Paul Casserly signs up to Lightbox and examines its offerings.

So anyway, I signed up to Lightbox. It's the new Netflix like service from Spark aka Telecom aka The New Zealand Post Office.

At first I thought meh, aka, no thanks. For one thing, I've already seen a lot of the shows, and then there's the fact that I'm already paying through the nose for SKY, with extra extortion doled out to the shakedown merchants of Soho and Rialto, supplemented with the occasional computer sourced programming or OCSP for short. I already feel well covered.

Still, I write stuff about TV, and more importantly, it's free for the first month, and they promise to tell me in time to pull the plug before the next.

I have an aversion to signing up to regular payments without the insistence of the courts. I mean who even pays for porn? Apart from Shane Jones that is. He clearly wasn't fit for office. Not because he indulged in one-handed TV watching on the taxpayer, he's not fit because he PAID FOR IT! For all his faults, even Colin Craig wouldn't do that. (Sorry for putting that image in your head, just don't picture it. Hey at least I didn't say Peter Dunne. SORRY)

Advertisement

The charities that call at my door also try to get a monthly sub for their various good causes but that's too much commitment for me and I send the poor people packing. I'm getting better at being nice to them though. After all, I live down a long driveway, so I admire their tenacity. But I'm a binge giver. If I'm cashed up I'll slam down some folding, but sign me up? Doubt it. Nada. Nope.

I nearly slammed the door on Lightbox too, but as a binge watcher I figured I should give it a go.

"It better be easy to set up and get running", I grumped to myself as I tapped my finger on a few buttons as if it was some great chore. It was easy, but you'll need to give over your credit card details - cue small intake of breath.

You will also need to have some way of getting an HDMI out of your laptop into your TV, unless you just plan to watch the shows on your lappy or have an Apple TV or similar. On the downside there are no movies.

Also, it seems that Lightbox is somewhere where old shows go to die. It's a graveyard full of great TV, like an abandoned video store filled with all the box sets you have never seen. So if you don't have Sky and you can handle TVNZ On Demand, this could be the service for you.

My mum has one of those TVs that only works in the wrong aspect ratio thus making everyone fat. "He's put on weight", she says as Duncan Garner looms on screen in a 3rd Degree advert. Even whippet thin Sam Hayes looks well fed in this world.
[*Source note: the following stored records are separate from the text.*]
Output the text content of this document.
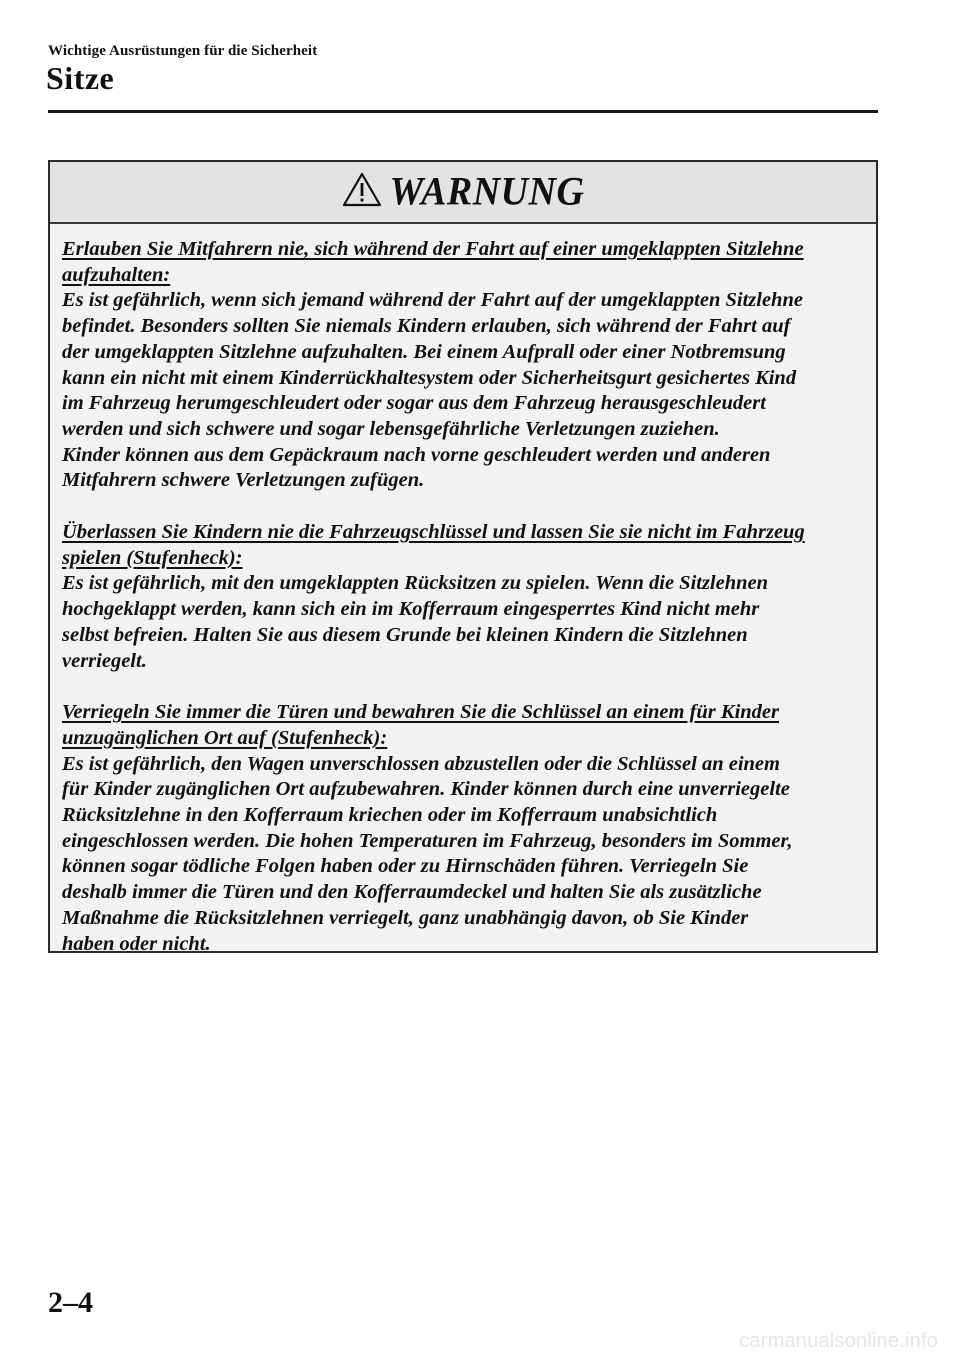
Wichtige Ausrüstungen für die Sicherheit
Sitze
WARNUNG

Erlauben Sie Mitfahrern nie, sich während der Fahrt auf einer umgeklappten Sitzlehne aufzuhalten:

Es ist gefährlich, wenn sich jemand während der Fahrt auf der umgeklappten Sitzlehne

befindet. Besonders sollten Sie niemals Kindern erlauben, sich während der Fahrt auf

der umgeklappten Sitzlehne aufzuhalten. Bei einem Aufprall oder einer Notbremsung

kann ein nicht mit einem Kinderrückhaltesystem oder Sicherheitsgurt gesichertes Kind

im Fahrzeug herumgeschleudert oder sogar aus dem Fahrzeug herausgeschleudert

werden und sich schwere und sogar lebensgefährliche Verletzungen zuziehen.

Kinder können aus dem Gepäckraum nach vorne geschleudert werden und anderen

Mitfahrern schwere Verletzungen zufügen.

Überlassen Sie Kindern nie die Fahrzeugschlüssel und lassen Sie sie nicht im Fahrzeug spielen (Stufenheck):

Es ist gefährlich, mit den umgeklappten Rücksitzen zu spielen. Wenn die Sitzlehnen

hochgeklappt werden, kann sich ein im Kofferraum eingesperrtes Kind nicht mehr

selbst befreien. Halten Sie aus diesem Grunde bei kleinen Kindern die Sitzlehnen

verriegelt.

Verriegeln Sie immer die Türen und bewahren Sie die Schlüssel an einem für Kinder unzugänglichen Ort auf (Stufenheck):

Es ist gefährlich, den Wagen unverschlossen abzustellen oder die Schlüssel an einem

für Kinder zugänglichen Ort aufzubewahren. Kinder können durch eine unverriegelte

Rücksitzlehne in den Kofferraum kriechen oder im Kofferraum unabsichtlich

eingeschlossen werden. Die hohen Temperaturen im Fahrzeug, besonders im Sommer,

können sogar tödliche Folgen haben oder zu Hirnschäden führen. Verriegeln Sie

deshalb immer die Türen und den Kofferraumdeckel und halten Sie als zusätzliche

Maßnahme die Rücksitzlehnen verriegelt, ganz unabhängig davon, ob Sie Kinder

haben oder nicht.

2–4
carmanualsonline.info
Many people don't notice the aspect ratio. These are the people who can watch TVNZ OnDemand without noticing that it looks like someone has put some dirty pantyhose over the lens before urinating on it. I swear I can smell asparagus. TV3's service is several notches better, but still not up to my exacting standards.

Lightbox does not suffer this fate. The image is pretty bloody good. Not quite DVD or Sky level, but miles above OnDemand. The brilliance of the business model is that you are probably paying twice, once as a Telecom/Spark customer who's forking out for broadband and once as a loyal Lightbox customer. Yes that's the sound of clicking tickets - and you thought it was your laptop's fan working overtime.


William H. Macy in Shameless.

I clicked on an episode of the brilliant Vikings (a GOT like period series that I've been addicted to of late) when I began writing this blog. It's still trying to load, flicking between a screen that says "logging in - please wait" and a white screen. A wheel spins.

I should stop and try again but the temptation to get to the end of this piece in the time it takes to log into a show is too much. I could do a Slater! I could take these bastards down! Or I could just try it again. Ah, there we are, good as gold.

Damn. What am I supposed to do with my residual rage now? Wait for someone to launch a denial of service attack on the network rendering the whole shebang unusable for an entire weekend perhaps? Too easy.

The truth about Lightbox is that for the moment it's free and it looks great. For people without Sky + Soho or Netflix this could be revelatory.

The revelation for me will be if I actually want to pay for it come the end of the month. Most likely I will send them packing like that nice lady who was trying to sign me up to the Fred Hollows Foundation.


Aaron Paul and Bryan Cranston in Breaking Bad.

BTW Vikings is a great watch, if politically incorrect dry humping, general pillage and Gabriel Byrne sounds like your bag, and why wouldn't it? There's a great chance to catch up on stuff you may not have seen but should, like Madmen, Breaking Bad, Boss, House of Cards, Shameless, Louie, Gavin and Stacey, Peep Show.

Not all shows are complete, The Killing is sans the tremendous third series and only series one of Orange is The New Black is on hand. Delve into the pages marked 'Factual' or 'Reality' and the bottom of the barrel looks back at you and winks.

I might swerve Celebrity Ghost Stories, but Lady Hoggers, episode one, looks very promising. "A domestic sow in heat attracts boars and juveniles to a family's backyard; a cattle ranch owned by Miss Virginia has a boar infestation that threatens not only her property, but also her livelihood."